Gecombineerde hulpverlening is verder bemoeilijkt doordat in
de publieke sector organisaties gedwongen worden zich op hun
kerntaken terug te trekken. Daarop worden ze ‘afgerekend’.
Dit treedt op bij de politie, in delen van de
gezondheidszorg, zoals bij huisartsen en in ziekenhuizen,
maar ook bij werkvoorzieningen, sociale diensten en
woningbouwcorporaties. In toenemende mate erkennen deze
instanties wel de problemen van deze patiëntengroep. De
verantwoordelijkheid wordt echter al snel gelegd bij de
geestelijke gezondheidszorg (ggz).
Ook binnen het domein van de ggz dragen bepaalde factoren
bij aan de kloof tussen zorgbehoefte en hulpverlening. Zo
ervaren patiënten de bejegening soms als onprettig.
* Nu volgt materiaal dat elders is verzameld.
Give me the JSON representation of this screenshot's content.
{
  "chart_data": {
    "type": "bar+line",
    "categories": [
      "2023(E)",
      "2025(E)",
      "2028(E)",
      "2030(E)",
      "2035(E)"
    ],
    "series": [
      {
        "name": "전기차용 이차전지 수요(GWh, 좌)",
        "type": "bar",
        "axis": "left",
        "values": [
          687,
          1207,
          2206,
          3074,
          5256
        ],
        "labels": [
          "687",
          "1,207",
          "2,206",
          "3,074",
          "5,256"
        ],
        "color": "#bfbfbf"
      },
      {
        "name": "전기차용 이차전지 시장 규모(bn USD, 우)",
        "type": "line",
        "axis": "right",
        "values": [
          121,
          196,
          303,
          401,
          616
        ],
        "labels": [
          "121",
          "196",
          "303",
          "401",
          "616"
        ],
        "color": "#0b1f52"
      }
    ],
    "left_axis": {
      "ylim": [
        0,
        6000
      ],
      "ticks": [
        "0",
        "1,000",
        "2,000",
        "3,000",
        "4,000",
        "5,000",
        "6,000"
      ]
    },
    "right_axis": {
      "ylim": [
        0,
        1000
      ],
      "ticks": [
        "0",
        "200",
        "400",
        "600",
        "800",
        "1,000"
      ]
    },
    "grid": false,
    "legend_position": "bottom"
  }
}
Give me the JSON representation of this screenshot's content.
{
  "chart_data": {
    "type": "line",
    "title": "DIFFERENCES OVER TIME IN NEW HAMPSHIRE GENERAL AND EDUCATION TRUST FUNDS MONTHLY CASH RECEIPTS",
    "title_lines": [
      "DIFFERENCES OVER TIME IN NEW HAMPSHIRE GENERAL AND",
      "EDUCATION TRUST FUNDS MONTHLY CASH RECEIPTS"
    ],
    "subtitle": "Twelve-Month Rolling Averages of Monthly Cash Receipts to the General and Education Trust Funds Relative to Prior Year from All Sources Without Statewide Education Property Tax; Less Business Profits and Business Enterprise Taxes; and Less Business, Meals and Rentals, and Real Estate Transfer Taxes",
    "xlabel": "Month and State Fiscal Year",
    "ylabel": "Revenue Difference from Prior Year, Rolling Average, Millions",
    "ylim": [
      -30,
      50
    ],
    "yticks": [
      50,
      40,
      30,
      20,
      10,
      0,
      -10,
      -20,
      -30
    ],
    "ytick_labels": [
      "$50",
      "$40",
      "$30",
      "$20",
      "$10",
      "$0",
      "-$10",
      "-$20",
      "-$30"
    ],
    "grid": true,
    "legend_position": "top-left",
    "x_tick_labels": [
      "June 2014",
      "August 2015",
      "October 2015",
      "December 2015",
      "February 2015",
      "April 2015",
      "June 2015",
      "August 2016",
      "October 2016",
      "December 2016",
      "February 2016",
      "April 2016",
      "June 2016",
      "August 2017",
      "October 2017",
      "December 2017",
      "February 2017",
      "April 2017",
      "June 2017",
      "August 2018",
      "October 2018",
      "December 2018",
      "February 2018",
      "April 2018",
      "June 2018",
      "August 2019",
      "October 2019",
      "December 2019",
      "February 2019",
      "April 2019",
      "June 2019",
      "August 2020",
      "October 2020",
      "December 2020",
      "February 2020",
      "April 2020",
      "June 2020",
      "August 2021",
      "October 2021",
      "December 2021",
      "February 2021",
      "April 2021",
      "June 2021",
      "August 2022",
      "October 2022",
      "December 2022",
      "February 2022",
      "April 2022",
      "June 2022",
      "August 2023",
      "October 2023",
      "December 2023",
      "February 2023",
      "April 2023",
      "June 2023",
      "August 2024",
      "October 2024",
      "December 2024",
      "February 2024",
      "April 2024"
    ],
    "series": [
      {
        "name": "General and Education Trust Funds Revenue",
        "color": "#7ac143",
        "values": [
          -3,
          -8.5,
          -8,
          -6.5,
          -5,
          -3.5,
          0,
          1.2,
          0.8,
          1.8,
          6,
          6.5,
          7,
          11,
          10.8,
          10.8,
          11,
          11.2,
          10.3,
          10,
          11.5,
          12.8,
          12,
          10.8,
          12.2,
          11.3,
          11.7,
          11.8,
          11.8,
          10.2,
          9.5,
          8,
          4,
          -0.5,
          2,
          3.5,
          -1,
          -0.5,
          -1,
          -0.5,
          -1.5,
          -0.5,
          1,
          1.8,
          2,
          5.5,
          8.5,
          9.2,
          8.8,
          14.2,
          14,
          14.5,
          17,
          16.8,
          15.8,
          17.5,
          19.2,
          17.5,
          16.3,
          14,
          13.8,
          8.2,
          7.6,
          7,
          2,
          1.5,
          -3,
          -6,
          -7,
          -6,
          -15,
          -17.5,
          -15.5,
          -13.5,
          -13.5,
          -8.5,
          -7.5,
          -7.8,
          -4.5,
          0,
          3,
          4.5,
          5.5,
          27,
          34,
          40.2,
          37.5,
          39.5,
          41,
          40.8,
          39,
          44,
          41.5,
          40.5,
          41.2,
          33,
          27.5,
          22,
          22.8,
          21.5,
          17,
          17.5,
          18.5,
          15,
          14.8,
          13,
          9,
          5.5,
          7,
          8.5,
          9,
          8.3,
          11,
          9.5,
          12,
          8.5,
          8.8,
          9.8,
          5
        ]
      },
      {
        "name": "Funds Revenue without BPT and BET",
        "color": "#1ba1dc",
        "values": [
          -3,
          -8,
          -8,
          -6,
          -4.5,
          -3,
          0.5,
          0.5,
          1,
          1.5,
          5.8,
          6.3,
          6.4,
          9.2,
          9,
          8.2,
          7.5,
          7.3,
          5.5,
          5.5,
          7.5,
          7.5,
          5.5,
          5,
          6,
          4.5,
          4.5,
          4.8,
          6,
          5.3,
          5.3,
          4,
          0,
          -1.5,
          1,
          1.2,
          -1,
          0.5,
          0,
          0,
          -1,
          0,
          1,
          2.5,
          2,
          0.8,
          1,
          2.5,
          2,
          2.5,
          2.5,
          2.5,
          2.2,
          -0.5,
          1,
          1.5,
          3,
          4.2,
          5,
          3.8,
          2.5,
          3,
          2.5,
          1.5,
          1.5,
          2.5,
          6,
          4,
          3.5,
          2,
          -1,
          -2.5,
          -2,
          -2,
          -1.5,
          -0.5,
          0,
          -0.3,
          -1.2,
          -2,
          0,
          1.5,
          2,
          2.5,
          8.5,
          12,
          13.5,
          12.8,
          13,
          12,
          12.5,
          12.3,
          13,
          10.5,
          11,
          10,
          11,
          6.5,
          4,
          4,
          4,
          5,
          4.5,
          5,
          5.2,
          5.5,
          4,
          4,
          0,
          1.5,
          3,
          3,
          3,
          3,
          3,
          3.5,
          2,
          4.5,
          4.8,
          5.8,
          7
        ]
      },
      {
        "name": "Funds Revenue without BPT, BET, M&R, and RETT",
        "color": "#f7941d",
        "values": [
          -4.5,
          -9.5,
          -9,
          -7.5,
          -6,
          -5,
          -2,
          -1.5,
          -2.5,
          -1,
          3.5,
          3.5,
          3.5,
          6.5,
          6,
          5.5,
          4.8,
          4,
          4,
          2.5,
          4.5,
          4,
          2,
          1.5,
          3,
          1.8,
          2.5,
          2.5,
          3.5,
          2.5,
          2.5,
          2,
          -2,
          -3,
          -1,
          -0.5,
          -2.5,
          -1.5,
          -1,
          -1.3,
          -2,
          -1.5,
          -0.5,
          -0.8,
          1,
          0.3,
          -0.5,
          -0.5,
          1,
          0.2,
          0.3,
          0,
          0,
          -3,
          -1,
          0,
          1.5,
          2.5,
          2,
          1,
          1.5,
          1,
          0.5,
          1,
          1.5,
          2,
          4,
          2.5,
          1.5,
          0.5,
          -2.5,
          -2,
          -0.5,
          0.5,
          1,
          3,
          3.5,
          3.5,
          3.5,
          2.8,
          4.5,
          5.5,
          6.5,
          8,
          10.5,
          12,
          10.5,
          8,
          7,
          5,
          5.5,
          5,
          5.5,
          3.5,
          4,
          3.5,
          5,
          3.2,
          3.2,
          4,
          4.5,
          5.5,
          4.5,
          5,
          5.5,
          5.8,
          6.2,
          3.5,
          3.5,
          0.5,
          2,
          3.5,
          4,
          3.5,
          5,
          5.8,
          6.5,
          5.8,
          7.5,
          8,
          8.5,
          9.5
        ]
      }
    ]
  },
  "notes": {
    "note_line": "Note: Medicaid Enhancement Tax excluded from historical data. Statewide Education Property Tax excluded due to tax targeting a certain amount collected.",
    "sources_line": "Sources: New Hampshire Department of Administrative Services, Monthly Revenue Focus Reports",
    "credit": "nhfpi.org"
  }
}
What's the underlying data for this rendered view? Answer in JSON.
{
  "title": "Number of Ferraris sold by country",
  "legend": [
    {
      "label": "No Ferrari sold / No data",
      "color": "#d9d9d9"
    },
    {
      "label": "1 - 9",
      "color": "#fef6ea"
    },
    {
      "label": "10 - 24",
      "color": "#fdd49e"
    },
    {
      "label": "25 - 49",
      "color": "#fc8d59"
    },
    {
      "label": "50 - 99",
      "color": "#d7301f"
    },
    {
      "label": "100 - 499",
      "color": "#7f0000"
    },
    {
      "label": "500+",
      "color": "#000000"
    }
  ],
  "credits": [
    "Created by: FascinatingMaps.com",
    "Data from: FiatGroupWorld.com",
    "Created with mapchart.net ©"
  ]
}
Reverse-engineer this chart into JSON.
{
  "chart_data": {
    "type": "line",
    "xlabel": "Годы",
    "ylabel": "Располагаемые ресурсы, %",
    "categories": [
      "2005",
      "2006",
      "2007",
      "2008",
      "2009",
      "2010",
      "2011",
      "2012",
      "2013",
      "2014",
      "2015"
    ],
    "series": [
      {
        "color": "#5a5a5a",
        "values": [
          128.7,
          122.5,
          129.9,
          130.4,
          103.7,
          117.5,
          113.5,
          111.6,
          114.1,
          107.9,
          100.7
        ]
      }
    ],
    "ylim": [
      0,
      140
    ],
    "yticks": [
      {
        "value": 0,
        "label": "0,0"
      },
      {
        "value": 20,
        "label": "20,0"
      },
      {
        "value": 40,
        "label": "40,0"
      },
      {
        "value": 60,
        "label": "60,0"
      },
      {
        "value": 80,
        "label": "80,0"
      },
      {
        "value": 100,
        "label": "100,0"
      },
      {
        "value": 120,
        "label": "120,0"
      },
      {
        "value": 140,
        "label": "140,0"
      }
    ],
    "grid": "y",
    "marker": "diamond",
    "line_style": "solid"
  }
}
Er is
verder niet altijd voldoende deskundigheid om met moeilijk
bereikbare patiënten om te gaan, en familie wordt niet
altijd voldoende ondersteund. Ook ontberen de ggz en de
verslavingszorg een gezamenlijke aanpak voor patiënten met
dubbele problematiek.

Gebrek aan eenduidigheid in wetgeving

Ook ontwikkelingen in wet- en regelgeving spelen een rol in
het gebrek aan aansluiting tussen psychiatrische patiënten
en zorg. De Wet Bijzondere Opnemingen in Psychiatrische
Ziekenhuizen (Bopz) en de Wet op de Geneeskundige
Behandelingsovereenkomst (Wgbo) hebben de rechtspositie van
psychiatrische patiënten aanzienlijk verbeterd. Zo zijn de
eisen voor onvrijwillige opname in vergelijking met de
Krankzinnigenwet van 1884 aangescherpt: er moet sprake zijn
van ‘gevaar’ voor de patiënt zelf of voor anderen, en een
patiënt moet duidelijk aangeven een opname te weigeren.
Hiermee is in de relatie tussen hulpzoeker en hulpverlener
respect voor de autonomie van de patiënt steeds meer
centraal komen te staan.
De keerzijde is echter verwaarlozing en ontoegankelijkheid
van noodzakelijke zorg voor de patiënten om wie het in dit
advies gaat. Aanpassingen van de Bopz hebben inmiddels wel
geleid tot een wettelijk kader voor een aantal nieuwe vormen
van hulp, ook ambulant, soms met sterke drang in plaats van
dwang via de rechter. Maar daarmee neemt ook de
onduidelijkheid toe. De manieren waarop het begrip ‘gevaar’
in de praktijk wordt ingevuld kunnen daardoor nogal
verschillen. Dit betekent weer dat hulpverleners soms niet
ingrijpen wanneer dat wel kan, terwijl er in andere gevallen
juist meer dwang wordt toegepast dan de wet toestaat.
Bovendien zijn niet alle nieuwe wettelijke mogelijkheden
zinvol voor de patiënten om wie het hier gaat.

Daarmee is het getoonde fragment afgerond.